The grandest house that muralist, decorative and restoration artist Jeanie Garrison has ever painted was not a house at all. It was the New York State Capitol.
For the 2002 project, she painted four-by-six foot sections at a time on 24-foot-high walls, repairing the damage done 60 years ago when the state decided to terrorist-proof the building.
“In the 1950s, after a terror scare, the government wanted to make the building more secure, and to do that, they hacked away at beautiful carvings and lowered the ceilings, so you never saw all of this beautiful artwork,” she remembers. “It was a really neat project because it was history. It felt like a treasure hunt.”
Garrison says she was awarded the commission after a paint contractor for the capitol’s renovation saw her work in a show home in New York. At the time she had nearly a decade of experience in marbleizing, graining, decorative and faux painting home interiors projects that often required her to learn about the history and architecture of historic buildings.
Three years ago, Garrison moved with her husband for the mountain lifestyle and to ski. But here, home and commercial projects are different. Buildings are newer, so few need restoring, she says, and homeowners tend to request more faux painting than the patterned wall designs in demand in New York. A new challenge has been to perfect the art of Venetian plaster, a popular Park City wall treatment. But, “in this business, you’re always learning,” she says.

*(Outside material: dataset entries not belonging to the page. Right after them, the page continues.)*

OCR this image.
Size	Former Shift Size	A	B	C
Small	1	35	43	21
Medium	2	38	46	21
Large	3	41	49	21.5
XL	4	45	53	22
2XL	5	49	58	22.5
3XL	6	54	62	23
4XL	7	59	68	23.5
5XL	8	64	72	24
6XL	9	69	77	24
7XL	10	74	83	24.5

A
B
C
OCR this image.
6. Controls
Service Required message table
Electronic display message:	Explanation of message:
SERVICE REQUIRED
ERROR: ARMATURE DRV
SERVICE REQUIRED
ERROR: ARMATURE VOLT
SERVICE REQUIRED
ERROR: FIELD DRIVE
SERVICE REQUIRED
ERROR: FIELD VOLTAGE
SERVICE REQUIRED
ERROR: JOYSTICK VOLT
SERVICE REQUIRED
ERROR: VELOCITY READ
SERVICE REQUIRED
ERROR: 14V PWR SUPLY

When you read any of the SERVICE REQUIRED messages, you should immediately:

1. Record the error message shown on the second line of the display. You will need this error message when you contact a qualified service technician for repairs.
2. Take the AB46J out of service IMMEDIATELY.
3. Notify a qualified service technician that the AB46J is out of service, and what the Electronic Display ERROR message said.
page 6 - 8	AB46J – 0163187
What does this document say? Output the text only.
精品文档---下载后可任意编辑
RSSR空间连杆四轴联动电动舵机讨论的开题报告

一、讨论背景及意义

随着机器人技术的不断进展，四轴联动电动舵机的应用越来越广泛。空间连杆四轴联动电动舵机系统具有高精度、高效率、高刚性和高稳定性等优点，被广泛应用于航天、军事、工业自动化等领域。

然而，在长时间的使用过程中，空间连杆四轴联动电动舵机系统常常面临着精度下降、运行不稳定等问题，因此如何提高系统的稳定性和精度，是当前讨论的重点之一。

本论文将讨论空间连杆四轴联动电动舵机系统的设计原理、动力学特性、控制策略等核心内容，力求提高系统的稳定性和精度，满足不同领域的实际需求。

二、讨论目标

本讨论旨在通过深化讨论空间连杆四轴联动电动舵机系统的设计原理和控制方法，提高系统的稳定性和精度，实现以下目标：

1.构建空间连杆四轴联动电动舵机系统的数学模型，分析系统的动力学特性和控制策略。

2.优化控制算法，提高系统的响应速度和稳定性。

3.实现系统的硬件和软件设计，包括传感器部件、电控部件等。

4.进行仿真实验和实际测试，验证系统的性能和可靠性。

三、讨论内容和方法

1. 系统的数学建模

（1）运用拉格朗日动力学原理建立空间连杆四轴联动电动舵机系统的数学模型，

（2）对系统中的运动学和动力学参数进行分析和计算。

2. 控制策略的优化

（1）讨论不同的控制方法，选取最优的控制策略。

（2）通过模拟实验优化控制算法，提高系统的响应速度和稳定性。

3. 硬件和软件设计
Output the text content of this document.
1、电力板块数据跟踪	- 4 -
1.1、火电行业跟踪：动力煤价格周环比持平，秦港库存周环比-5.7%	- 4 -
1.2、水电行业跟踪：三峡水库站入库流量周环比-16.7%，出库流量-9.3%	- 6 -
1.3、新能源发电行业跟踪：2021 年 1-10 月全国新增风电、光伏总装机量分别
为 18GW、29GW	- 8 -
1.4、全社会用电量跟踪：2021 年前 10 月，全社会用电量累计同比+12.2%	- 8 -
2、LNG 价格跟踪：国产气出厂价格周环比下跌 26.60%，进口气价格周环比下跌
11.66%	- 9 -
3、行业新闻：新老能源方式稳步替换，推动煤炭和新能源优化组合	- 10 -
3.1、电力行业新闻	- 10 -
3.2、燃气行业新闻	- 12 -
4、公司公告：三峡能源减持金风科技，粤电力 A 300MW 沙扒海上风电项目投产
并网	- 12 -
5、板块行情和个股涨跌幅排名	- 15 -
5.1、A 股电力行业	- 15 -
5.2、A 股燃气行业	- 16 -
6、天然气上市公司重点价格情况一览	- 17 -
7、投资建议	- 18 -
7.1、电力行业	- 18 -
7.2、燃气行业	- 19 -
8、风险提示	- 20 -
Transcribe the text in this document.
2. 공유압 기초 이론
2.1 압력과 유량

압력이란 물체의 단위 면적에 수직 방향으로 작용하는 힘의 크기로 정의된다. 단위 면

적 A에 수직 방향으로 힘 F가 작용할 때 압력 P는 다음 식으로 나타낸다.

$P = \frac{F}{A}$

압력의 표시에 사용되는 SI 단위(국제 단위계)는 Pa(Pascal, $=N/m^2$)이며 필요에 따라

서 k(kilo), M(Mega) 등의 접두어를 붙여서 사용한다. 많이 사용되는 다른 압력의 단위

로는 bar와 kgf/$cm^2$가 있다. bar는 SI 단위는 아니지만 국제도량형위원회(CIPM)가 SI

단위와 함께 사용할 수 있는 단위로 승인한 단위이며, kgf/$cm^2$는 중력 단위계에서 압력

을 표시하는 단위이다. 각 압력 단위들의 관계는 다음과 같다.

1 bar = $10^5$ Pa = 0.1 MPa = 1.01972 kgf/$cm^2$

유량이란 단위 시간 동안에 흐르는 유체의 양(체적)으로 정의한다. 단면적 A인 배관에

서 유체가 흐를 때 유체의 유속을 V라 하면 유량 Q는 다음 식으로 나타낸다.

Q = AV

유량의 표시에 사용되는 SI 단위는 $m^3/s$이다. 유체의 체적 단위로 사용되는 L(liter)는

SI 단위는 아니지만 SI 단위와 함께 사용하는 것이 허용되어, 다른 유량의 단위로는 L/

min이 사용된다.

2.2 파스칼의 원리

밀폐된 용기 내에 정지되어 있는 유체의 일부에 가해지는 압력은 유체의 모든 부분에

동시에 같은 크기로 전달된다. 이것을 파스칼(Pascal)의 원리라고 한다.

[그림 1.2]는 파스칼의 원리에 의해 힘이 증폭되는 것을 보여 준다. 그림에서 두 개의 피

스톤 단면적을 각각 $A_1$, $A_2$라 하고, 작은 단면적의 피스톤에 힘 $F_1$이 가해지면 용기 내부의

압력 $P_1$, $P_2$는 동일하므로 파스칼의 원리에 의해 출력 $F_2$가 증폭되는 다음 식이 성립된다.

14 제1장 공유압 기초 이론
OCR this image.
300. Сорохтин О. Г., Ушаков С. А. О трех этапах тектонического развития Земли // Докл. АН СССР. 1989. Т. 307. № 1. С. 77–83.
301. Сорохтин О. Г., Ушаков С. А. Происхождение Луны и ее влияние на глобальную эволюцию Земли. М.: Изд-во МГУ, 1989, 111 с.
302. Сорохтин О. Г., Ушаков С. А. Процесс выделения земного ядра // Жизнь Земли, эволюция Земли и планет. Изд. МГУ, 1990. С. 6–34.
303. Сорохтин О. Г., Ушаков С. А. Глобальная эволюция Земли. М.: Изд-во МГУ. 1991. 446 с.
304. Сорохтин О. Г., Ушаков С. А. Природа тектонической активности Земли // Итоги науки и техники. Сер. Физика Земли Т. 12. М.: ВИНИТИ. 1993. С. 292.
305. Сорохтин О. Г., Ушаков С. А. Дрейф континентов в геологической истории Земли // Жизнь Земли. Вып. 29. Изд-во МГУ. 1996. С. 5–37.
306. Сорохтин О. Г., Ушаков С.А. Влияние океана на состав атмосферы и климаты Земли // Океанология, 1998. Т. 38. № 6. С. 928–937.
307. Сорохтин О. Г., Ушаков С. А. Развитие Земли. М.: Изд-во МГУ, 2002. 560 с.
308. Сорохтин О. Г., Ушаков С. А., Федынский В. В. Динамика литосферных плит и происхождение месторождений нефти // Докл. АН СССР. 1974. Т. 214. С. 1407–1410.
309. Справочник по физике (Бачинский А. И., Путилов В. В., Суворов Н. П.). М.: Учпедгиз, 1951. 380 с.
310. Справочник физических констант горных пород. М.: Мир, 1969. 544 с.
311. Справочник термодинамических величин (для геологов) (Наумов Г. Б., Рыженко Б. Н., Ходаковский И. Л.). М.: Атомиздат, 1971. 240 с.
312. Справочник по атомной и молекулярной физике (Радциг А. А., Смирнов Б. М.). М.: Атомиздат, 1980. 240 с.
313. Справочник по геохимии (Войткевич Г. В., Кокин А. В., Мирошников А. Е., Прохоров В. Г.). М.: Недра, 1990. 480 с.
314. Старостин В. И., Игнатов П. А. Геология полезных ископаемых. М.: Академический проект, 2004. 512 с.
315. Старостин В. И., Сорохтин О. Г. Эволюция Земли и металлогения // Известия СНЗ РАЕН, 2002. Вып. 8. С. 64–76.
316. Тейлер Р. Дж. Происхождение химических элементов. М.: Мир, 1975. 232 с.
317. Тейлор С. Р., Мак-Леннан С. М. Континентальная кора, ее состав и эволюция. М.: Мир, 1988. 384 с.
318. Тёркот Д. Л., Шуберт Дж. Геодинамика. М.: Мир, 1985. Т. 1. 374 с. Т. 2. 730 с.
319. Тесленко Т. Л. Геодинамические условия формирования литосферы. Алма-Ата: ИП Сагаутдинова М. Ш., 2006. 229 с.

Garrison is a self-taught artist who first picked up a brush at the age of 10 when a family friend recognized her talent gave her a kit from his paint shop in Poughkeepsie, New York, where she was born. She began to paint semi-professionally in 1987 after she learned Rosemaling, the ancient art of Norwegian decorative painting. Her work would complement the craft of her first husband a Norwegian cabinetmakers, she says. She would paint furniture and grandfather clocks and take the pieces to craft shows.
“It’s very stylized and disciplined and that’s where I learned that repetition in design, though somewhat tedious, can be really beautiful,” she explains.
Then, in 1993, a friend who made a living painting décor inside homes taught her about wall treatments and began referring clients to her. Her work included recreating the large-scale jungle paintings of 18th century painter Jean Jacques Rousseau to creating trompe l’oeil views of the Mediterranean to ceilings of show homes. She also began to learn about art restoration, volunteering at the New York State Historic Preservation Offices are located. The office restores work at the Metropolitan Museum of Art and homes owned by the Vanderbilt family. Mainly she worked on paper old drawings and maps. Using her training she later repaired a 300-year-old paper mural in a home in Glenn Falls, New York, that sustained heavy water damage.
A few years ago, Garrison earned a bachelor of science degree in studio art at Skidmore College after her three children had grown up. There, she painted on canvas, but, she confesses, it wasn’t as inviting as a wall or a ceiling. She longs to work on more homes, bringing rooms together with designs and colors that pick up on patterns in carpets, lace or objects.
“I seem to relate to painting in homes now when I paint on canvas, it feels restrictive,” she says. “I like painting seeing the designs emerge and pulling people’s furniture together with the walls and making everything work.”